Saturday, June 2, 2007
SHOULD WE be grateful that President Bush has acknowledged the impact of greenhouse gases on the Earth's climate and environment? After six years of questioning the science behind the warnings about global warming and vigorously resisting efforts to do anything about the problem, he claimed Thursday that the United States is ready to take the lead on global climate policy. Mr. Bush wants to convene a series of meetings with the Greenhouse Gas 15, the largest emitters in the world, to "set a long-term global goal for reducing greenhouse gases" that would be effective after 2012. That's when the Kyoto Protocol, which mandates global emissions reductions and which the United States never ratified,
expires.
There are ample grounds for cynicism in considering this gambit. First, an international forum already exists. The administration says that the Bush-proposed talks are meant to complement the United Nations framework that drove Kyoto and that the administration's plan will drive second-phase talks in Bali later this year. But will a second forum serve as a spur or a distraction? Second, the president wants the Greenhouse Gas 15 to come up with something by the end of 2008. That's both suspiciously quick -- it took years for Kyoto to go into effect -- and suspiciously late, given that Mr. Bush will leave office a few weeks after.
And then there's the absence of binding commitments in Mr. Bush's vision; he's thinking about "aspirational goals," as described by White House environmental adviser Jim Connaughton. Mr. Bush is right to bring into the discussion China and India, two economic powerhouses that thus far have shown no more inclination than the United States to accept binding international limits on greenhouse gas emissions. He's right, too, that new technologies have to be part of the mix of ameliorations for global climate change.

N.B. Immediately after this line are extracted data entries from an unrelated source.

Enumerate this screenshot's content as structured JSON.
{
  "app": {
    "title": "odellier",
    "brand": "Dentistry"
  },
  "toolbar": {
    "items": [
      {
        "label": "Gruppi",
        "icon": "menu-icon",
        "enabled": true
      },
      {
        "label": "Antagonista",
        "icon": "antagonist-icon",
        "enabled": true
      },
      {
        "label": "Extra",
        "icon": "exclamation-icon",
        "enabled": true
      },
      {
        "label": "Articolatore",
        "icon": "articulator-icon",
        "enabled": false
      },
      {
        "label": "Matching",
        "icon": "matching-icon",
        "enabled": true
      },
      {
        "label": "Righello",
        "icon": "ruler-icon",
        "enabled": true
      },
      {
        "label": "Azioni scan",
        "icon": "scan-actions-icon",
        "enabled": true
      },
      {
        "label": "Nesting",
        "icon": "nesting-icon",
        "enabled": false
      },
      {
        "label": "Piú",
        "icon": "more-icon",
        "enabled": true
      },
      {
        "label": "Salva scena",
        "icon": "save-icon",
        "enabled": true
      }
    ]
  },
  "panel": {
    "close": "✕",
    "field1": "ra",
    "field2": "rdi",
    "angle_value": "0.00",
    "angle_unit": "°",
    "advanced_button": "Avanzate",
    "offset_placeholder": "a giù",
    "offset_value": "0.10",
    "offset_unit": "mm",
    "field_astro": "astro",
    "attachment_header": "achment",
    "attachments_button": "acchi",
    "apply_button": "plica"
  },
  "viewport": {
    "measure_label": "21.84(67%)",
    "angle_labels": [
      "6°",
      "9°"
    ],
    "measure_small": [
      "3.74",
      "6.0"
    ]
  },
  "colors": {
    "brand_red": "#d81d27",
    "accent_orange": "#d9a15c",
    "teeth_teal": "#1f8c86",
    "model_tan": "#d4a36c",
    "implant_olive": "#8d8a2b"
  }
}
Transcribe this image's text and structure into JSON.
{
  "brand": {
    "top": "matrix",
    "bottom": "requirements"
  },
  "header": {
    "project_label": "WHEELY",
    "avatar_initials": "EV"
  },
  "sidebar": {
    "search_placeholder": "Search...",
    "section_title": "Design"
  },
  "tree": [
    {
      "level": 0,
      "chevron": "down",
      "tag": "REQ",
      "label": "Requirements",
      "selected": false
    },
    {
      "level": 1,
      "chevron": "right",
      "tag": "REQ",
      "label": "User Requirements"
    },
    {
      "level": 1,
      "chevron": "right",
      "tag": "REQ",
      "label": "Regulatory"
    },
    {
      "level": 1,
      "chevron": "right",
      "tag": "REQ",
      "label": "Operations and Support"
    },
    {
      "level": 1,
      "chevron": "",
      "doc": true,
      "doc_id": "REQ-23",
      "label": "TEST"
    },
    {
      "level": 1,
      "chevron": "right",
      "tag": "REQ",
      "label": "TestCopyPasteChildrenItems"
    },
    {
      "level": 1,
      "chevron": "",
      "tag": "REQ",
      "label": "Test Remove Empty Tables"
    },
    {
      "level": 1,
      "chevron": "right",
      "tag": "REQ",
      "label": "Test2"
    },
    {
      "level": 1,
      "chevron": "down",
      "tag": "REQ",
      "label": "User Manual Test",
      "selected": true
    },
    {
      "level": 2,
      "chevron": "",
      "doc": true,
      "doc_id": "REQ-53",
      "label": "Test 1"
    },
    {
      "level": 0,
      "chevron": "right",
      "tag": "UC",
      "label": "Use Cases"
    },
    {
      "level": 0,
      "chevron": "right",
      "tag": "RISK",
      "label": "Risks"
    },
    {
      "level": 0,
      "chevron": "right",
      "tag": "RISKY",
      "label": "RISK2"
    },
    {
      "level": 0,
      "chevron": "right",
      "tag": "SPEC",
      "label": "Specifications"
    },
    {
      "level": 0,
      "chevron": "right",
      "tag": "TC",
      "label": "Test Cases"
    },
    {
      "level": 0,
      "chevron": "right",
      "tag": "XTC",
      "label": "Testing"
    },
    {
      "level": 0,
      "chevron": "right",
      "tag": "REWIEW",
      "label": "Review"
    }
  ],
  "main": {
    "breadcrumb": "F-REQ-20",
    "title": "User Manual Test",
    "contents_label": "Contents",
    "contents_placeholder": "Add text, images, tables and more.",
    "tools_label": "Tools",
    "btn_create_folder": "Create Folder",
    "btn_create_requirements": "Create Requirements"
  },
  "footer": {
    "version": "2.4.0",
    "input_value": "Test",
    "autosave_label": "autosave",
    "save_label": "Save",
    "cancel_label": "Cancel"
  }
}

But he can't expect his voluntary, national approach to be taken seriously unless America leads by example -- which means Mr. Bush would put before Congress a carbon-tax or cap-and-trade proposal to address climate change. Without that, it's just talk.
If there's a silver lining in the president's actions, it's that talk sometimes can take on a life of its own. The president has joined a dialogue that he had studiously avoided and has placed a marker that must be dealt with. The upshot, early in the next presidency, if not during his, could be an emissions reduction program that finally pulls the United States, China and India off the sidelines.